7. Establish an atmosphere of constant conversation and communication between HR, existing and new employees to create a company culture that’s harder to complain about
Although HR is listed here, they have to be empowered by the senior management. My personal preference is for the top honcho to do quarterly town-hall to address any questions that every level of employees would have.
It would be far more effective than going through an intermediary like the HR department.
Melcrum has an excellent article on how not to conduct a town-hall and what to do instead.
8. Educate and communicate with your team about what to do when employees hear or see something that might affect the company’s employer brand.
Negative sentiments will always occur no matter what you do. Just ask any government in this world. The only thing you could do is to contain the issue as early as possible.
But that could only be done if you are actually aware of them in the first place.
Here is where Mention will come in useful. Mention is a media monitoring tool and it has the ability to monitor billions of sources in over 40 languages so you won’t miss anything being said about what’s important to you. And since mentions are in real time, you’ll be able to reply right away within Mention.

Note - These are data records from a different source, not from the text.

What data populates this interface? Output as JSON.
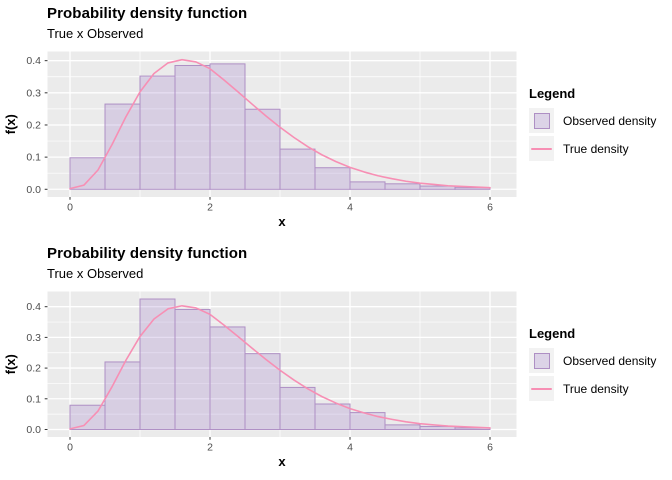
{
  "colors": {
    "panel_bg": "#EBEBEB",
    "gridline": "#FFFFFF",
    "bar_fill": "rgba(160,124,199,0.26)",
    "bar_stroke": "#AE8FC4",
    "curve": "#F78FB4",
    "legend_key_bg": "#F2F2F2",
    "tick_label": "#4D4D4D",
    "tick_mark": "#333333",
    "text": "#000000"
  },
  "chart_data": [
    {
      "type": "histogram+line",
      "title": "Probability density function",
      "subtitle": "True x Observed",
      "xlabel": "x",
      "ylabel": "f(x)",
      "legend": {
        "title": "Legend",
        "items": [
          {
            "label": "Observed density",
            "swatch": "rect"
          },
          {
            "label": "True density",
            "swatch": "line"
          }
        ]
      },
      "x_ticks": [
        0,
        2,
        4,
        6
      ],
      "x_tick_labels": [
        "0",
        "2",
        "4",
        "6"
      ],
      "x_minor": [
        1,
        3,
        5
      ],
      "y_ticks": [
        0,
        0.1,
        0.2,
        0.3,
        0.4
      ],
      "y_tick_labels": [
        "0.0",
        "0.1",
        "0.2",
        "0.3",
        "0.4"
      ],
      "y_minor": [
        0.05,
        0.15,
        0.25,
        0.35
      ],
      "xlim": [
        -0.32,
        6.38
      ],
      "ylim": [
        -0.024,
        0.4285
      ],
      "grid": true,
      "legend_position": "right",
      "bin_start": 0,
      "bin_width": 0.5,
      "series": [
        {
          "name": "Observed density",
          "type": "histogram",
          "values": [
            0.098,
            0.265,
            0.352,
            0.385,
            0.39,
            0.249,
            0.125,
            0.067,
            0.023,
            0.017,
            0.01,
            0.005
          ]
        },
        {
          "name": "True density",
          "type": "line",
          "x": [
            0,
            0.2,
            0.4,
            0.6,
            0.8,
            1,
            1.2,
            1.4,
            1.6,
            1.8,
            2,
            2.2,
            2.4,
            2.6,
            2.8,
            3,
            3.2,
            3.4,
            3.6,
            3.8,
            4,
            4.2,
            4.4,
            4.6,
            4.8,
            5,
            5.2,
            5.4,
            5.6,
            5.8,
            6
          ],
          "y": [
            0.002,
            0.013,
            0.06,
            0.139,
            0.226,
            0.303,
            0.36,
            0.393,
            0.403,
            0.396,
            0.375,
            0.34,
            0.303,
            0.265,
            0.228,
            0.193,
            0.161,
            0.132,
            0.107,
            0.086,
            0.068,
            0.054,
            0.042,
            0.033,
            0.025,
            0.019,
            0.015,
            0.011,
            0.009,
            0.007,
            0.005
          ]
        }
      ]
    },
    {
      "type": "histogram+line",
      "title": "Probability density function",
      "subtitle": "True x Observed",
      "xlabel": "x",
      "ylabel": "f(x)",
      "legend": {
        "title": "Legend",
        "items": [
          {
            "label": "Observed density",
            "swatch": "rect"
          },
          {
            "label": "True density",
            "swatch": "line"
          }
        ]
      },
      "x_ticks": [
        0,
        2,
        4,
        6
      ],
      "x_tick_labels": [
        "0",
        "2",
        "4",
        "6"
      ],
      "x_minor": [
        1,
        3,
        5
      ],
      "y_ticks": [
        0,
        0.1,
        0.2,
        0.3,
        0.4
      ],
      "y_tick_labels": [
        "0.0",
        "0.1",
        "0.2",
        "0.3",
        "0.4"
      ],
      "y_minor": [
        0.05,
        0.15,
        0.25,
        0.35
      ],
      "xlim": [
        -0.32,
        6.38
      ],
      "ylim": [
        -0.0245,
        0.4495
      ],
      "grid": true,
      "legend_position": "right",
      "bin_start": 0,
      "bin_width": 0.5,
      "series": [
        {
          "name": "Observed density",
          "type": "histogram",
          "values": [
            0.079,
            0.22,
            0.425,
            0.391,
            0.334,
            0.247,
            0.137,
            0.083,
            0.055,
            0.015,
            0.01,
            0.005
          ]
        },
        {
          "name": "True density",
          "type": "line",
          "x": [
            0,
            0.2,
            0.4,
            0.6,
            0.8,
            1,
            1.2,
            1.4,
            1.6,
            1.8,
            2,
            2.2,
            2.4,
            2.6,
            2.8,
            3,
            3.2,
            3.4,
            3.6,
            3.8,
            4,
            4.2,
            4.4,
            4.6,
            4.8,
            5,
            5.2,
            5.4,
            5.6,
            5.8,
            6
          ],
          "y": [
            0.002,
            0.013,
            0.06,
            0.139,
            0.226,
            0.303,
            0.36,
            0.393,
            0.403,
            0.396,
            0.375,
            0.34,
            0.303,
            0.265,
            0.228,
            0.193,
            0.161,
            0.132,
            0.107,
            0.086,
            0.068,
            0.054,
            0.042,
            0.033,
            0.025,
            0.019,
            0.015,
            0.011,
            0.009,
            0.007,
            0.005
          ]
        }
      ]
    }
  ]
}
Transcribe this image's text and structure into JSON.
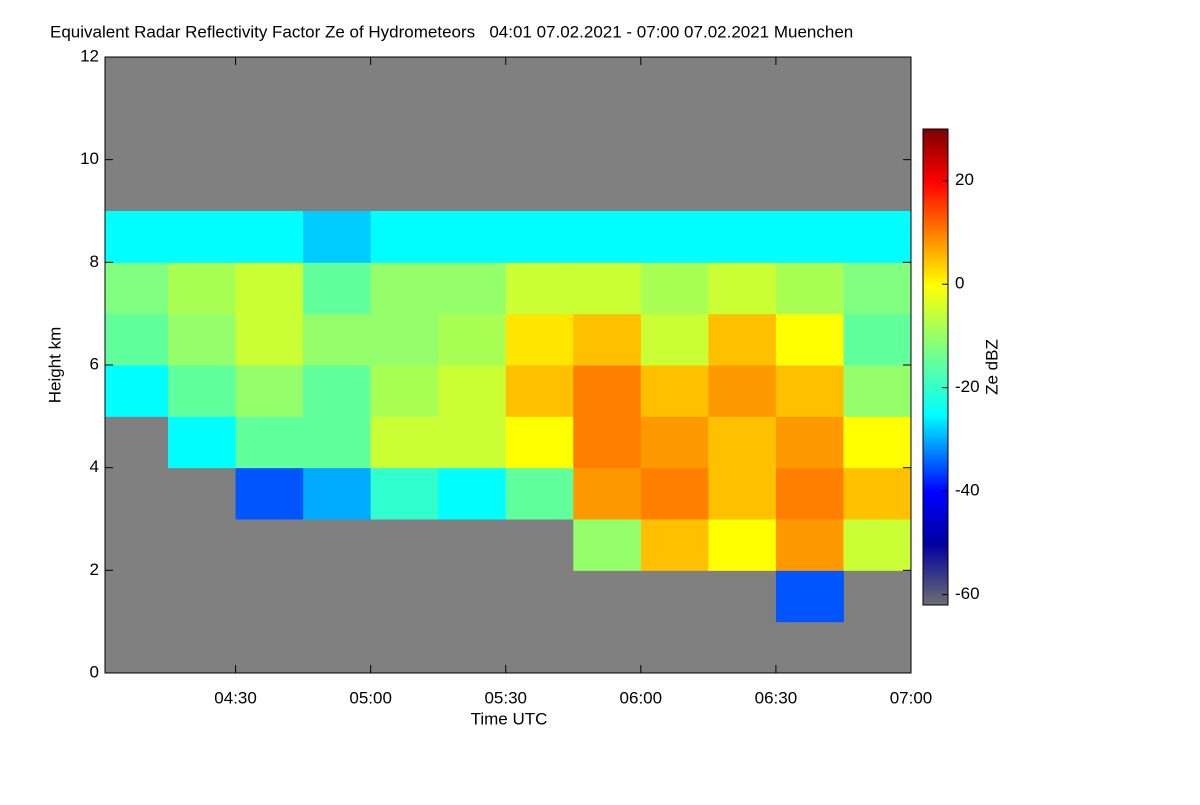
{
  "chart_data": {
    "type": "heatmap",
    "title": "Equivalent Radar Reflectivity Factor Ze of Hydrometeors   04:01 07.02.2021 - 07:00 07.02.2021 Muenchen",
    "x_label": "Time UTC",
    "y_label": "Height km",
    "colorbar_label": "Ze dBZ",
    "xlim": [
      4.0167,
      7.0
    ],
    "xticks": [
      {
        "value": 4.5,
        "label": "04:30"
      },
      {
        "value": 5.0,
        "label": "05:00"
      },
      {
        "value": 5.5,
        "label": "05:30"
      },
      {
        "value": 6.0,
        "label": "06:00"
      },
      {
        "value": 6.5,
        "label": "06:30"
      },
      {
        "value": 7.0,
        "label": "07:00"
      }
    ],
    "ylim": [
      0,
      12
    ],
    "yticks": [
      0,
      2,
      4,
      6,
      8,
      10,
      12
    ],
    "x_bins": [
      4.0167,
      4.25,
      4.5,
      4.75,
      5.0,
      5.25,
      5.5,
      5.75,
      6.0,
      6.25,
      6.5,
      6.75,
      7.0
    ],
    "y_bins": [
      0,
      1,
      2,
      3,
      4,
      5,
      6,
      7,
      8,
      9
    ],
    "z": [
      [
        null,
        null,
        null,
        null,
        null,
        null,
        null,
        null,
        null,
        null,
        null,
        null
      ],
      [
        null,
        null,
        null,
        null,
        null,
        null,
        null,
        null,
        null,
        null,
        -35,
        null
      ],
      [
        null,
        null,
        null,
        null,
        null,
        null,
        null,
        -10,
        5,
        0,
        8,
        -5
      ],
      [
        null,
        null,
        -35,
        -30,
        -20,
        -25,
        -15,
        8,
        10,
        5,
        10,
        5
      ],
      [
        null,
        -25,
        -15,
        -15,
        -5,
        -5,
        0,
        10,
        8,
        5,
        8,
        0
      ],
      [
        -25,
        -15,
        -10,
        -15,
        -8,
        -5,
        5,
        10,
        5,
        8,
        5,
        -10
      ],
      [
        -15,
        -10,
        -5,
        -10,
        -10,
        -8,
        2,
        5,
        -5,
        5,
        0,
        -15
      ],
      [
        -12,
        -8,
        -5,
        -15,
        -10,
        -10,
        -5,
        -5,
        -8,
        -5,
        -8,
        -12
      ],
      [
        -25,
        -25,
        -25,
        -28,
        -25,
        -25,
        -25,
        -25,
        -25,
        -25,
        -25,
        -25
      ]
    ],
    "null_color": "#808080",
    "zlim": [
      -62,
      30
    ],
    "zticks": [
      -60,
      -40,
      -20,
      0,
      20
    ],
    "colorscale": [
      [
        -62,
        "#707070"
      ],
      [
        -50,
        "#0000a0"
      ],
      [
        -40,
        "#0000ff"
      ],
      [
        -25,
        "#00ffff"
      ],
      [
        -12,
        "#80ff80"
      ],
      [
        0,
        "#ffff00"
      ],
      [
        10,
        "#ff8000"
      ],
      [
        20,
        "#ff0000"
      ],
      [
        30,
        "#800000"
      ]
    ]
  }
}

9. Use free survey tools to create and automate surveys to get a constant assessment of employee sentiment in the company
Many organisations would argue this would open a can of worms and lead to more problems to deal with. The thing is there would always be problems. The question is if you prefer to deal with many small ones or one big career-ending one.
And it doesn’t have to be tough to execute.
There are tools such as 15Five that could be deployed in minutes. 15Five is a Saas employee engagement tool that collects employees inputs to a set of questions on a weekly basis.
10. Update your exit interview strategy to specifically include opportunities for employees to vent their grievances in person rather than taking their negative feelings with them when they go.
Usually when you reach this stage, the only thing possible is to make sure people don’t leave in angst and work against your employer branding strategy.
However when employees decided to leave, many thought processes would have occurs and their mentality firmed. It might be too late to interject.
Instead of figuring out how to improve and do exit interviews better, take preventive measures and implement ‘stay interview’ instead.
Stay interview is a term coined by Dr. John Sullivan, an HR thought leader and former chief talent officer for Agilent Technologies.
A “stay” interview, writes Sullivan on TLNT, is a one-on-one interview between a manager and a valued employee. Its aim, quite simply, is to learn what makes employees want to keep working for you.
Likewise, it’s designed to elicit what might make key employees want to leave. Conduct enough stay interviews, and you might find your employees are citing the same reasons for staying (or wanting to go).
Questions to ask at a stay interview include:
- What are the factors that is making you stay with the company?
- What would have occur to make you consider leaving?
Here are 20 possible stay interview questions you should consider asking.
Employer branding isn’t just sugar coating what you don’t have but to publicize what you have seriously put in place and using a combination of visuals and outreach to drive higher awareness of that.
And it is hard work but with the knowledge age we are in, it is critical to put our best picture in front of your audience.